Near the end of his first term as president, Lincoln was widely seen as a failure. The war had dragged on for more than three years, and victory was nowhere in sight. Lincoln wrote that it was “exceedingly probable” he would not win the next election.
But Lincoln’s purpose pulled him through those dark times. As he declared in a speech three months away from the end of his first term:
We have, as all will agree, a free Government, where every man has a right to be equal with every other man. In this great struggle, this form of Government and every form of human right is endangered if our enemies succeed. There is more involved in this contest than is realized by every one. Abraham Lincoln
Lincoln was more than his melancholy
Today, we’re perpetually sold on the personal power of positive thinking. If you’re gloomy, it’s simply because you’re not thinking the right thoughts. If you’re down in the dumps, then you simply need to pick yourself up.
And if you still fail to join the ranks of optimists, well then, something must be wrong with you.
As Shenk tells it, Abraham Lincoln’s story shows us that there’s more to it than that. Lincoln was plagued by a melancholy that never went away, and it caused him great amounts of suffering throughout his entire life.
While we shouldn’t make light of depression or romanticise it, Lincoln shows us that any individual is more than his melancholy.
While Lincoln was a fatalist pessimist, he was also an assiduous idealist, who believed strongly in doing what he felt was morally right, and was willing to devote great energy to abolishing slavery. He changed the course of history and freed millions from bondage.
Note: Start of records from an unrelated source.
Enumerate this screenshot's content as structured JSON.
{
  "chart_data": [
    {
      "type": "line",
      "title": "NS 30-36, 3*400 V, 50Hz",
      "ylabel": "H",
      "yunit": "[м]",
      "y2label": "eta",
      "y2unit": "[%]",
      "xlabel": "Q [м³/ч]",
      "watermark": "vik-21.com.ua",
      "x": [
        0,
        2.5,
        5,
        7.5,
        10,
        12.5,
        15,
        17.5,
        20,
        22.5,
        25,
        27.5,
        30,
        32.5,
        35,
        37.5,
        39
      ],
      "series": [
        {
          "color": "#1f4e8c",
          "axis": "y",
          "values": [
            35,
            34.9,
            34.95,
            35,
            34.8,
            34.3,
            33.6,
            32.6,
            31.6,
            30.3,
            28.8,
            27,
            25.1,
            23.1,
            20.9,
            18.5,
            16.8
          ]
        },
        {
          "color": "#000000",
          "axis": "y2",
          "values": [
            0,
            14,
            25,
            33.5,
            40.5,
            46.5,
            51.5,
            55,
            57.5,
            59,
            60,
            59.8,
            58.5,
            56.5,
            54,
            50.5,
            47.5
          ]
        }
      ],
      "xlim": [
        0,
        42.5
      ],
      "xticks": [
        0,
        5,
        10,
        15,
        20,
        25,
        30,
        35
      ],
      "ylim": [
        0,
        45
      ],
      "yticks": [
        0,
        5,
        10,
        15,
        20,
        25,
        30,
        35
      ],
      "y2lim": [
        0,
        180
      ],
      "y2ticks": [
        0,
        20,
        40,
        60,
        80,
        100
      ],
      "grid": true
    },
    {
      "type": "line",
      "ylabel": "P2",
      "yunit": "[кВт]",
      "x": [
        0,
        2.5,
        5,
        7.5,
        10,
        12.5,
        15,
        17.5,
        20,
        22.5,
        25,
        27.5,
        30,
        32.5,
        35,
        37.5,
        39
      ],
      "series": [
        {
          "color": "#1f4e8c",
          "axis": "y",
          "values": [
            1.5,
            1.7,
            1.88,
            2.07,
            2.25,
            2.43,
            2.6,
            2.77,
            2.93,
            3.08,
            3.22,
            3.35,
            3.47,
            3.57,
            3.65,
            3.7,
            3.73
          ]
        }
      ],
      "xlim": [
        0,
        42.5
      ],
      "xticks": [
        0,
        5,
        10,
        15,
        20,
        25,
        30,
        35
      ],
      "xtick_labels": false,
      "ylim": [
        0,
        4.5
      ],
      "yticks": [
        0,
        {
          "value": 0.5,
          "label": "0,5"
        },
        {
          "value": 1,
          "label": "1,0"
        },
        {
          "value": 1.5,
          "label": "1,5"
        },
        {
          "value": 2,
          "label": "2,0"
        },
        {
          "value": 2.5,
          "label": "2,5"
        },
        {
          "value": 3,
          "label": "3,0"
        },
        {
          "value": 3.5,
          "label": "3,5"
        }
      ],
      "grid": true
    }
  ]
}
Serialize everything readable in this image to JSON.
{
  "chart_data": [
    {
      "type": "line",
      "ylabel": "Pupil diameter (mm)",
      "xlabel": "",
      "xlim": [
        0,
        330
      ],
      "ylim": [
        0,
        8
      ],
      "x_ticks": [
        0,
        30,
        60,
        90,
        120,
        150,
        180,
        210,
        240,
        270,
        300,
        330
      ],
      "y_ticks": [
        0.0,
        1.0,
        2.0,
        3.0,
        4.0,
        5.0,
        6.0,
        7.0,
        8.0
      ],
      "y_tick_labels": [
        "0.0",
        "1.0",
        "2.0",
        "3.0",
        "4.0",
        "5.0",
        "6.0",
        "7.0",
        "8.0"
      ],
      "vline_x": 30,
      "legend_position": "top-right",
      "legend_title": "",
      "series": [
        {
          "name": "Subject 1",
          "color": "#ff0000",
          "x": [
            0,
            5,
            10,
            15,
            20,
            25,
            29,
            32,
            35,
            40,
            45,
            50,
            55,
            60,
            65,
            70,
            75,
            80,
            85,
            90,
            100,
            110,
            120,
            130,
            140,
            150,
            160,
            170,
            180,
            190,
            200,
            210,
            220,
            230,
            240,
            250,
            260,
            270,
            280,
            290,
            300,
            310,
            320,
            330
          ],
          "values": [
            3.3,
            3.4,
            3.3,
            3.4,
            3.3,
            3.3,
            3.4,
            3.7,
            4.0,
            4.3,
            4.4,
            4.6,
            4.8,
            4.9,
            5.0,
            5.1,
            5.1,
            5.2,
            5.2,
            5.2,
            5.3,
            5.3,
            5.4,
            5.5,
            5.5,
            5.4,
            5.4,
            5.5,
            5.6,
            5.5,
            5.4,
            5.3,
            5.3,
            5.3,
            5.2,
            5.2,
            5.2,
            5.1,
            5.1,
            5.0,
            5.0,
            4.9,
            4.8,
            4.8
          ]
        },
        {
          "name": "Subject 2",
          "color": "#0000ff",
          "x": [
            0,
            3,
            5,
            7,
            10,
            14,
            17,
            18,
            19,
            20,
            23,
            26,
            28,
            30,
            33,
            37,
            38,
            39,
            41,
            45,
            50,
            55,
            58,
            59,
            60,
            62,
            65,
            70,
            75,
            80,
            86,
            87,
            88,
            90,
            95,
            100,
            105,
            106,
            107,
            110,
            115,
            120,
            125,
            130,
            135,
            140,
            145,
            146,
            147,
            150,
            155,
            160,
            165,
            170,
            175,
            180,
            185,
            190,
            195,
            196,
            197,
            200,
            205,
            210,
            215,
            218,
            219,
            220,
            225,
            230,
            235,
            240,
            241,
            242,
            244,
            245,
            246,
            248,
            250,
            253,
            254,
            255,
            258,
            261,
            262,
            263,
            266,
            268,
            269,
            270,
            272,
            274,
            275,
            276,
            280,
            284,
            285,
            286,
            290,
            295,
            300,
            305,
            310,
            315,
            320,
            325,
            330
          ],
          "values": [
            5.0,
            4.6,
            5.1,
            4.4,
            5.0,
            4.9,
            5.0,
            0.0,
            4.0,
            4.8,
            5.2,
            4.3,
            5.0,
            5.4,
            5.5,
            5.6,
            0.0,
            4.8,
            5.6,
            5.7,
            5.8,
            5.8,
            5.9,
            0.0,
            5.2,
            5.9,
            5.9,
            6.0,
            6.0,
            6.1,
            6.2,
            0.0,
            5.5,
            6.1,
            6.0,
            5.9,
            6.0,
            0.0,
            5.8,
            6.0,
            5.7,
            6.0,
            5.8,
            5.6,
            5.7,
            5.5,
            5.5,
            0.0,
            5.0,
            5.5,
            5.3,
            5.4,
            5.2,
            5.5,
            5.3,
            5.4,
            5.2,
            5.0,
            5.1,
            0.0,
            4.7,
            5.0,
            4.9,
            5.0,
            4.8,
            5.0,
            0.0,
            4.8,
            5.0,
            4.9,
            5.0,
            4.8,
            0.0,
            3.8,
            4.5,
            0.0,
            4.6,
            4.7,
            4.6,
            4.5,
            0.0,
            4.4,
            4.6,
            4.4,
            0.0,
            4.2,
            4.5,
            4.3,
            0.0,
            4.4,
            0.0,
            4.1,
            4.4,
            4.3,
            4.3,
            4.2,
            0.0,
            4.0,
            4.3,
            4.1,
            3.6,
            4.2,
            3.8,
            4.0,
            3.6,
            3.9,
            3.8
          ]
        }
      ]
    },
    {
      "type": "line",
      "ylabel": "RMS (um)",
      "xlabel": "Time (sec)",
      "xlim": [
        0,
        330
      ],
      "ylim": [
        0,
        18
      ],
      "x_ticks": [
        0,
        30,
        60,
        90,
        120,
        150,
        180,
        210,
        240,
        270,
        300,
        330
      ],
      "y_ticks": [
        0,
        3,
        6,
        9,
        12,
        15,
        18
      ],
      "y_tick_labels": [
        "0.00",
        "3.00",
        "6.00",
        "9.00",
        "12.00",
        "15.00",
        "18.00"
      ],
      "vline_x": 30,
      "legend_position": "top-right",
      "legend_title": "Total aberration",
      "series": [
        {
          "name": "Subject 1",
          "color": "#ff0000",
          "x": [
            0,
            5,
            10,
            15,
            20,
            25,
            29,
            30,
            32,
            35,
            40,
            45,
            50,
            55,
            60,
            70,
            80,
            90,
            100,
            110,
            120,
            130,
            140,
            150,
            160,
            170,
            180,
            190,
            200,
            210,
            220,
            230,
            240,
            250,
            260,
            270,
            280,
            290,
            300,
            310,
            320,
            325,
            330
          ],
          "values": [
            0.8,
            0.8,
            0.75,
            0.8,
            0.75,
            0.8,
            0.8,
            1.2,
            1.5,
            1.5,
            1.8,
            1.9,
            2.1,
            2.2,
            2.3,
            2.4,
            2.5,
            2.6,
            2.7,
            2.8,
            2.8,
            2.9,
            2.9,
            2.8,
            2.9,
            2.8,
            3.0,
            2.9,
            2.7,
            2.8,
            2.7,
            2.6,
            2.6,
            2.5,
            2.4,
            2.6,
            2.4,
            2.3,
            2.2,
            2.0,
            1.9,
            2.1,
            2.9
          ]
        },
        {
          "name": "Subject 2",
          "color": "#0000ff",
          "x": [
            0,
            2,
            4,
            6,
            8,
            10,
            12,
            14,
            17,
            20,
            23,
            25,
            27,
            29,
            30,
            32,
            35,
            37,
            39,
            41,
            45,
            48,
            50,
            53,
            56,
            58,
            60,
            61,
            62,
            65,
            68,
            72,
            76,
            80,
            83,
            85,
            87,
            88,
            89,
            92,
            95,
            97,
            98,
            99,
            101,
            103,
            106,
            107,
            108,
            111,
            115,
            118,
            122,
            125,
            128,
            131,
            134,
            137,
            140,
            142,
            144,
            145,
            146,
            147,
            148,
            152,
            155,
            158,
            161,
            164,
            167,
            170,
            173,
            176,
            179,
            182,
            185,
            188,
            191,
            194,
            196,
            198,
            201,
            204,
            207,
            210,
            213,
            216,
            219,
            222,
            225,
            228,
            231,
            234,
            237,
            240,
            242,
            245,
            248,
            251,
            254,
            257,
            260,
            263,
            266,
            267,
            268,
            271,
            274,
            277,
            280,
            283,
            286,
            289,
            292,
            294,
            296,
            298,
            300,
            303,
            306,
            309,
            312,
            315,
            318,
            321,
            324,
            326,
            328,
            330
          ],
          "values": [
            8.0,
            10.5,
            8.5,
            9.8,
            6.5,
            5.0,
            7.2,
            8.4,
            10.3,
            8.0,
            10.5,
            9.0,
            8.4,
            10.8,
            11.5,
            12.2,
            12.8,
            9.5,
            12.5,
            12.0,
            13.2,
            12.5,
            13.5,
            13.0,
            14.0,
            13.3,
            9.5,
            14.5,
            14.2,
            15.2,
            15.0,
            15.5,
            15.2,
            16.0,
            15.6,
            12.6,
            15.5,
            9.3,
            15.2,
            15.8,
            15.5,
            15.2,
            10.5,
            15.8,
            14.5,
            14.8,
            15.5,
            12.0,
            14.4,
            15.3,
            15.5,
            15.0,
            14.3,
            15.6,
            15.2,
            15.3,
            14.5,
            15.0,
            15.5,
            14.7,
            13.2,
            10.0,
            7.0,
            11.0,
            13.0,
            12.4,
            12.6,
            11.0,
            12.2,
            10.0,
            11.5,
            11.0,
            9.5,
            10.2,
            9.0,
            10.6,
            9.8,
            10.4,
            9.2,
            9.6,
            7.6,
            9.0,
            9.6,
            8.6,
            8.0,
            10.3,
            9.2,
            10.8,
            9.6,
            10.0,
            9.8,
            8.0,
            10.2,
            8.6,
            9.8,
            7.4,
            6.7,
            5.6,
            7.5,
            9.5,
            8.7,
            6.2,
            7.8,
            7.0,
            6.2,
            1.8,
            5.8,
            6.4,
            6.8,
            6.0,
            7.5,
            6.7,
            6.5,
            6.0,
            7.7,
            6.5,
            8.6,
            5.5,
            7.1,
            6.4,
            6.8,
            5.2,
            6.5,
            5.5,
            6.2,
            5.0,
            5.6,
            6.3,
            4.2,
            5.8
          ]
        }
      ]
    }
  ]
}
As someone who’s prone to melancholy myself, I found great relief when I read in Lincoln’s Melancholy how Lincoln and his colleagues accepted his melancholy for what it was. That it was okay to be this way, that you could struggle with “blue spells” and still be a capable member of society.
Shenk makes the argument that Lincoln not only found ways to cope with his anguish, but that Lincoln’s experience facing the darkness within helped him cope when he led his country to face its darkest moments without. Lincoln never overcame his melancholy, but he was able to integrate it, and together with the whole of his personality, change his life and the world for the better.